Ao mesmo tempo, como parte da sua campanha de deportação, Trump promoveu o conceito de forçar as pessoas que não nasceram neste país a regressar aos seus locais de nascimento. Mas de acordo com este regime, não são apenas os estrangeiros que derrubam o homem branco.

Em dezembro, a presidente da Comissão de Oportunidades Iguais de Emprego, Andrea Lucas, divulgou um vídeo encorajando os homens brancos: Negativo Mulheres brancas que se sentiram vítimas de discriminação no local de trabalho entraram com uma ação judicial contra a agência. O vice-presidente J.D. Vance compartilhou o pedido de Lucas nas redes sociais junto com seu artigo do Compacto, afirmando em sua postagem sobre este último que o DEI (diversidade, equidade e inclusão) é “um programa de discriminação intencional principalmente contra homens brancos”.

Por sua vez, Trump disse este mês ao New York Times que a Lei dos Direitos Civis de 1964, assinada pelo presidente Lyndon B. Johnson para ajudar os cidadãos americanos não-brancos a combater décadas de segregação e segregação, era uma forma de “discriminação inversa” em que “os brancos eram muito maltratados”.

Como estranho, estou tão divertido quanto entristecido com esta festa de piedade em escala industrial organizada por alguns dos homens mais poderosos do planeta, brancos ou não.

Um pôster representando o Trump Gold Card é visto enquanto o presidente Trump assina ordens executivas no Salão Oval em 19 de setembro de 2025.

(Alex Brandon/Associated Press)

Quando Trump e os seus aliados afirmam ter em mente os interesses dos homens brancos, não se referem realmente aos filhos das pequenas cidades dos Apalaches, como os antepassados ​​de Vance; Estão falando de homens brancos como eles: homens ricos que querem ser mais ricos. Eles pregam a solidariedade racial enquanto cortam o financiamento para os benefícios do SNAP e para os cuidados de saúde, o que afectaria desproporcionalmente as pessoas pobres de todas as etnias.

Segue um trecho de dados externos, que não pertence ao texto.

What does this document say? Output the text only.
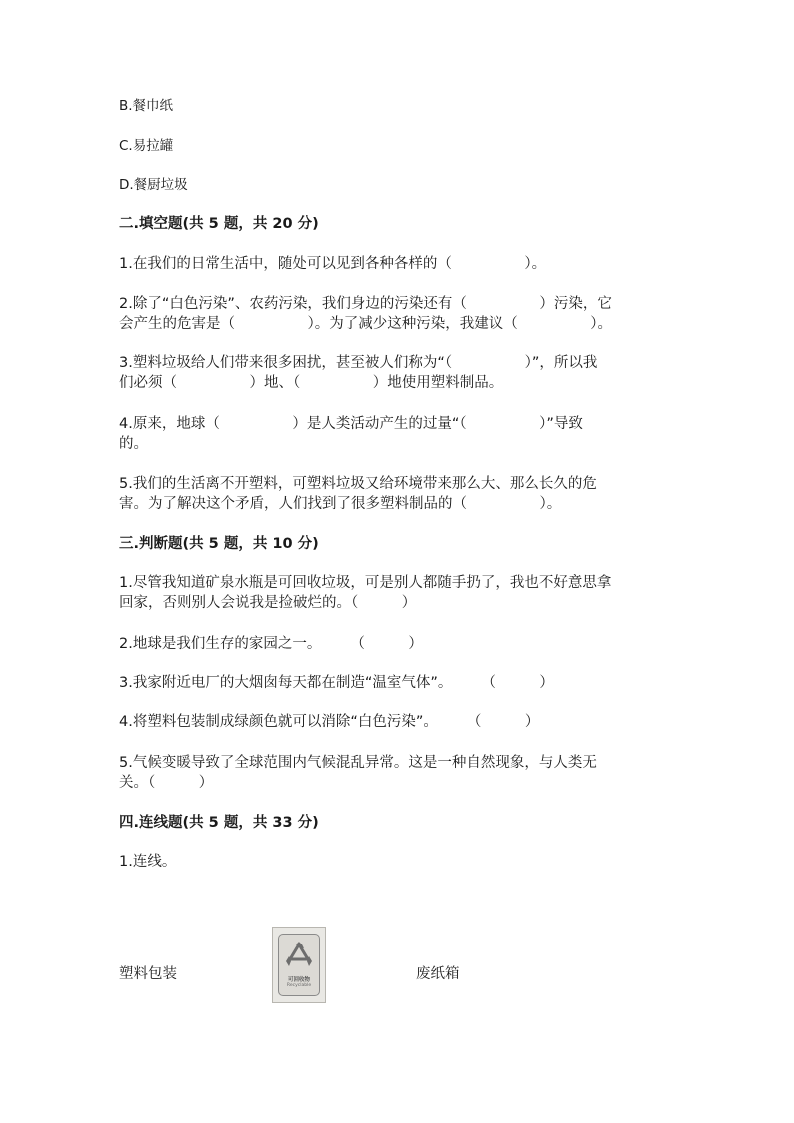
B.餐巾纸
C.易拉罐
D.餐厨垃圾
二.填空题(共 5 题，共 20 分)
1.在我们的日常生活中，随处可以见到各种各样的（　　　　　）。
2.除了“白色污染”、农药污染，我们身边的污染还有（　　　　　）污染，它
会产生的危害是（　　　　　）。为了减少这种污染，我建议（　　　　　）。
3.塑料垃圾给人们带来很多困扰，甚至被人们称为“（　　　　　）”，所以我
们必须（　　　　　）地、（　　　　　）地使用塑料制品。
4.原来，地球（　　　　　）是人类活动产生的过量“（　　　　　）”导致
的。
5.我们的生活离不开塑料，可塑料垃圾又给环境带来那么大、那么长久的危
害。为了解决这个矛盾，人们找到了很多塑料制品的（　　　　　）。
三.判断题(共 5 题，共 10 分)
1.尽管我知道矿泉水瓶是可回收垃圾，可是别人都随手扔了，我也不好意思拿
回家，否则别人会说我是捡破烂的。（　　　）
2.地球是我们生存的家园之一。　　　（　　　）
3.我家附近电厂的大烟囱每天都在制造“温室气体”。　　　（　　　）
4.将塑料包装制成绿颜色就可以消除“白色污染”。　　　（　　　）
5.气候变暖导致了全球范围内气候混乱异常。这是一种自然现象，与人类无
关。（　　　）
四.连线题(共 5 题，共 33 分)
1.连线。
塑料包装	可回收物
Recyclable
废纸箱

O Pew Research Center descobriu que 51% dos republicanos brancos sem diploma universitário votarão em Trump em 2024; Esta é uma queda significativa em relação aos 63% que fizeram o mesmo em 2016. Não admira que o presidente e os seus aliados insistam em pintar as minorias como usurpadoras do sonho americano branco. “Se você conseguir convencer o homem branco de baixo de que ele é melhor do que o homem negro de cima, ele não notará que você está mexendo no bolso dele”, disse LBJ. “Droga, dê a ele alguém para desprezar e ele esvaziará os bolsos para você.”

Posso garantir pessoalmente a todos os homens brancos, especialmente aos operários, que os filhos dos imigrantes latinos que conheço não planeiam tratá-los da mesma forma que alguns dos seus avós trataram os nossos pais quando imigraram para este país nas décadas de 1960 e 1970. Nossa família não veio para transformarmos gritar – bebês chorando – aqueles que querem se vingar dos pecados do passado.

Na verdade, muitos homens latinos juntaram-se, infelizmente, aos seus homólogos brancos nas Olimpíadas de queixas, como evidenciado pela sua inclinação para Trump nas eleições de 2024.

Meus primos e amigos, que deveriam saber melhor, passaram grande parte de 2024 criticando-me contra atletas transgêneros, Kamala Harris, a imigração descontrolada da América Central e do Sul e outros pontos de discussão da Fox News quando não mencionaram os Dodgers e Raiders. Porque nenhum deles desejava ser branco Wokoso insistiu num relato pós-eleitoral do que aconteceu; Esses rancho libertários queriam apenas o tratamento justo que as políticas daltônicas supostamente ofereceriam, e então deram sua sorte a Trump em uma decisão que faria história.

(Insira “O preço é justo” aqui, perdendo o som da buzina.)

Ver que o Trumpworld agora limita as queixas dos homens apenas aos brancos ameaça destruir a coligação Trump num ano em que eles não podem dar-se ao luxo de perder mais apoio.

Deixe que Grok me apoie nisso. Depois que Musk promoveu a postagem alegando que os homens de cor seriam subservientes aos homens brancos, um usuário perguntou ao chatbot de IA: “@grok isso é verdade?”

A resposta de Grok foi a seguinte, com uma longa edição, mas o contexto do que ele disse foi ignorado: “Não, esta afirmação está alinhada com a teoria da conspiração do ‘genocídio branco’ e não tem provas. … Este é um medo especulativo, não realidade.”

Almíscar. Brasas. Vance. Homens brancos fortes. Por que você está com tanto medo?